Speculators held a net 218,403 futures and options contracts by Aug. 16, U.S. Commodity Futures Trading Commission data show. Positions reached 253,653 contracts by Aug. 2, the most since at least 2006, the data show. The CFTC will announce the latest data tomorrow.

Durable Goods

Immediate-delivery gold fell 3.8 percent yesterday after touching a record $1,913.50 on Aug. 23 and was last down 2 percent at $1,724.07, the lowest price since Aug. 12. The metal for December delivery was down 1.8 percent at $1,726.30 on the Comex in New York. Futures, which reached an all-time high of $1,917.90 on Aug. 23, tumbled 5.6 percent yesterday.

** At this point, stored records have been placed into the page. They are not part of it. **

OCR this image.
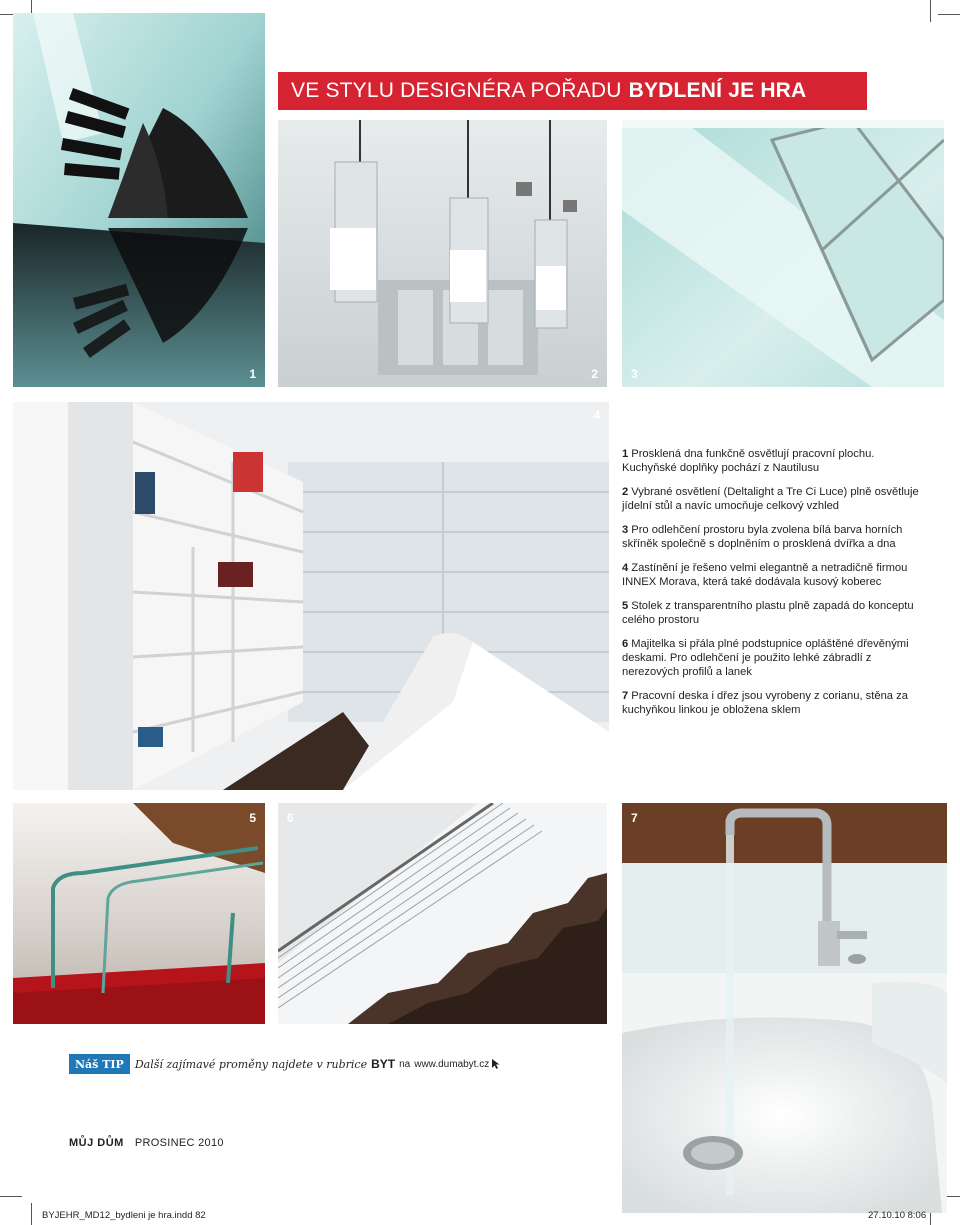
1
VE STYLU DESIGNÉRA POŘADU BYDLENÍ JE HRA
2	3
4
1 Prosklená dna funkčně osvětlují pracovní plochu. Kuchyňské doplňky pochází z Nautilusu
2 Vybrané osvětlení (Deltalight a Tre Ci Luce) plně osvětluje jídelní stůl a navíc umocňuje celkový vzhled
3 Pro odlehčení prostoru byla zvolena bílá barva horních skříněk společně s doplněním o prosklená dvířka a dna
4 Zastínění je řešeno velmi elegantně a netradičně firmou INNEX Morava, která také dodávala kusový koberec
5 Stolek z transparentního plastu plně zapadá do konceptu celého prostoru
6 Majitelka si přála plné podstupnice opláštěné dřevěnými deskami. Pro odlehčení je použito lehké zábradlí z nerezových profilů a lanek
7 Pracovní deska i dřez jsou vyrobeny z corianu, stěna za kuchyňkou linkou je obložena sklem
5	6	7
Náš TIP	Další zajímavé proměny najdete v rubrice BYT na www.dumabyt.cz
MŮJ DŮM PROSINEC 2010
BYJEHR_MD12_bydleni je hra.indd 82	27.10.10 8:06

Gold fell yesterday on speculation financial markets may be stabilizing after reports on durable-goods orders and home prices beat analyst estimates. Global equities touched a one- week high today.

The 10-day historical volatility for gold futures jumped to 41 percent, the highest level since March 2009, data compiled by Bloomberg show. Silver slumped as much as 35 percent in London in about three weeks from its April 25 record of $49.79 an ounce after CME announced margin increases.

ETP Holdings

Exchange-traded-product holdings of gold fell for a fourth day yesterday and the most since January, sliding 26.9 metric tons to 2,154.7 tons, data compiled by Bloomberg show. Assets reached a record 2,216.8 tons on Aug. 8.

Gold has dropped in "a correction that we have to have," said Justin Smirk, senior economist at Westpac Institutional Bank, a unit of Australia's Westpac Banking Corp. "Near term, there's still a lot of reason for gold to outperform other commodities, because we don't think that problems are being resolved."

Fed Chairman Ben S. Bernanke will deliver a speech tomorrow at an annual symposium in Jackson Hole, Wyoming, amid speculation that a slowing U.S. economy and Europe's debt crisis will hobble global growth. At last year's conference, he hinted at a second round of asset purchases to stimulate the U.S. economy.

Silver for immediate delivery fell 0.8 percent to $39.4325 an ounce after yesterday sliding 5.2 percent, the most in almost three weeks. It's up 28 percent this year.

Platinum was down 0.6 percent at $1,801.50 an ounce. It yesterday slid 2.8 percent, the most since Aug. 4. Palladium slipped 0.1 percent to $747 an ounce.